PETALING JAYA: Second-tier plantation stocks on Bursa Malaysia are expected to rebound soon on short-term speculative buying, analysts said.
The major beneficiaries of the recovery include Sarawak Plantations Bhd, Sarawak Oil Palms Bhd (SOP), Rimbunan Sawit Bhd, TH Plantations Bhd, IJM Plantations Bhd, Tradewinds Plantation Bhd and TSH Resources Bhd.
The price of crude palm oil (CPO) has retraced by about 30% to RM3,390 per tonne to date from a record RM4,486 per tonne. However, Aseambankers, in a recent report, said it is “not ruling out the possibility of another round of speculative buying stemming from the US Fed interest rate cut.”
The brokerage also expects CPO prices to peak in this year and trade at a more sustainable price in 2009.
On maintaining its CPO average price at RM2,800 per tonne this year and RM2,500 next year, Aseambankers said: “We concur that our CPO assumption for 2008 can be conservative if the price stays at present high levels for the rest of the first half this year.”
The brokerage is revising its plantation stock calls, but maintains a neutral stand on the plantation sector.
“Our buy calls remain unchanged for TH Plantations, with new target price of RM4, Tradewinds RM4.10 and TSH Resources RM3.40,” it added.
TH Plantations and TSH closed unchanged at RM2.98 and RM2.63 respectively while Tradewinds eased six sen to RM3.40 yesterday.
Aseambankers, however, said sentiment on the sector could be weighed down by talk of the imposition of windfall tax on plantation companies.
Such talk re-emerged on concerns that the Government needed to raise its revenue equation to help sustain the high subsidies in fuel and other food products.
On SOP, an analyst said the counter should be priced higher, given its good earnings prospects, expansion plans and consistent CPO production.
He said SOP was actively expanding its upstream and downstream activities, which would enhance its valuation. The counter ended five sen lower at RM5.50 yesterday.
Citigroup, in a recent report, has a “buy” call on pure planter IJM Plantations, with CPO prices being the key share price catalyst as well as the company's long-term growth driven by new land acquisitions.
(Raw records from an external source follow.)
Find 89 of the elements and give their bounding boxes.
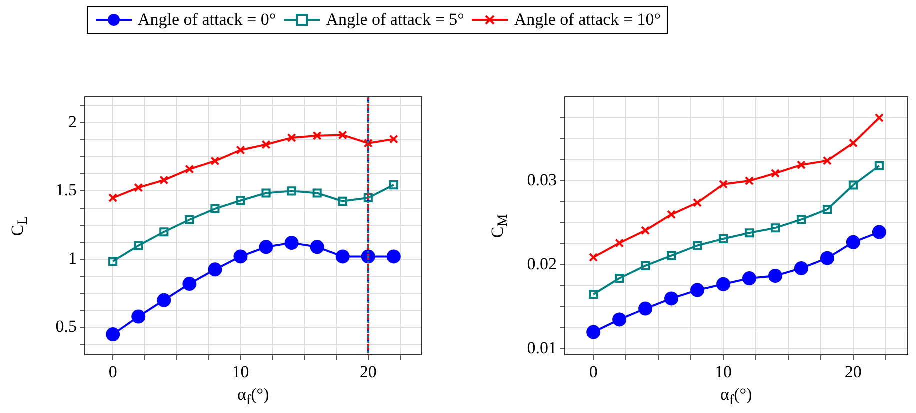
point bbox=[874, 161, 884, 170]
point bbox=[718, 180, 728, 189]
point bbox=[287, 186, 296, 196]
point bbox=[692, 241, 702, 250]
x-axis-title: α$_{f}$(°) bbox=[720, 385, 752, 410]
y-tick-label: 1.5 bbox=[56, 180, 77, 200]
point bbox=[262, 140, 271, 150]
x-tick-label: 10 bbox=[232, 362, 250, 382]
y-tick-label: 0.01 bbox=[527, 338, 557, 358]
x-axis-title: α$_{f}$(°) bbox=[238, 385, 270, 410]
point bbox=[641, 261, 650, 270]
point bbox=[716, 277, 731, 292]
point bbox=[586, 325, 601, 340]
point bbox=[134, 183, 144, 192]
y-tick-label: 0.5 bbox=[56, 317, 77, 336]
point bbox=[259, 240, 274, 254]
x-tick-label: 20 bbox=[360, 362, 377, 382]
x-tick-label: 0 bbox=[589, 362, 598, 382]
x-tick-label: 0 bbox=[108, 362, 118, 382]
x-tick-label: 10 bbox=[715, 362, 732, 382]
point bbox=[615, 238, 624, 248]
point bbox=[182, 277, 197, 292]
point bbox=[718, 234, 728, 244]
point bbox=[692, 198, 702, 208]
point bbox=[744, 176, 754, 186]
point bbox=[690, 283, 705, 298]
point bbox=[615, 274, 624, 284]
point bbox=[338, 196, 348, 206]
point bbox=[589, 290, 598, 300]
point bbox=[236, 196, 246, 206]
point bbox=[872, 225, 886, 240]
point bbox=[770, 168, 780, 178]
point bbox=[796, 160, 806, 170]
point bbox=[846, 235, 860, 250]
point bbox=[210, 156, 220, 166]
point bbox=[234, 250, 248, 264]
point bbox=[612, 312, 627, 327]
point bbox=[742, 272, 756, 286]
point bbox=[364, 193, 373, 203]
point bbox=[796, 215, 806, 224]
point bbox=[312, 188, 322, 198]
point bbox=[744, 228, 754, 238]
point bbox=[822, 205, 832, 214]
point bbox=[770, 224, 780, 233]
point bbox=[667, 210, 676, 220]
point bbox=[108, 256, 118, 266]
point bbox=[134, 241, 144, 250]
point bbox=[208, 262, 222, 277]
point bbox=[262, 188, 271, 198]
point bbox=[210, 204, 220, 214]
point bbox=[160, 228, 169, 237]
y-tick-label: 0.02 bbox=[527, 254, 557, 274]
point bbox=[822, 156, 832, 166]
point bbox=[848, 138, 858, 148]
point bbox=[312, 131, 322, 140]
point bbox=[108, 193, 118, 203]
point bbox=[389, 134, 398, 144]
point bbox=[106, 328, 120, 342]
y-tick-label: 2 bbox=[68, 112, 77, 132]
point bbox=[768, 269, 782, 284]
point bbox=[641, 226, 650, 236]
y-tick-label: 0.03 bbox=[527, 170, 557, 190]
point bbox=[364, 138, 373, 148]
point bbox=[284, 236, 299, 250]
y-tick-label: 1 bbox=[68, 248, 77, 268]
point bbox=[389, 180, 398, 190]
point bbox=[236, 146, 246, 155]
point bbox=[820, 251, 834, 266]
point bbox=[185, 164, 194, 174]
point bbox=[310, 240, 324, 254]
point bbox=[160, 176, 169, 185]
point bbox=[874, 113, 884, 123]
point bbox=[848, 180, 858, 190]
point bbox=[589, 252, 598, 262]
x-tick-label: 20 bbox=[844, 362, 862, 382]
point bbox=[157, 293, 172, 308]
legend-label: Angle of attack = 10° bbox=[514, 10, 662, 30]
point bbox=[338, 130, 348, 140]
point bbox=[287, 133, 296, 142]
point bbox=[386, 250, 401, 264]
point bbox=[336, 250, 350, 264]
point bbox=[667, 251, 676, 260]
legend-label: Angle of attack = 0° bbox=[138, 10, 276, 30]
point bbox=[638, 302, 653, 316]
point bbox=[185, 215, 194, 224]
point bbox=[132, 310, 146, 324]
point bbox=[794, 261, 808, 276]
legend-label: Angle of attack = 5° bbox=[326, 10, 464, 30]
point bbox=[664, 292, 679, 306]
On TSH, KAF said in a report the company remained “a relatively under-appreciated growth story”, given its projected 32% compounded average growth rate for 2007 and 2009. The group had good leverage on rising CPO prices as every RM100 a tonne increase would result in a 5.7% improvement in earnings, it said.
KAF said TSH's growing earnings would come from its upstream activities. This is given the aggressive expansion in its land bank, maiden contribution from its refinery via joint venture with Wilmar International group, and sustained earnings.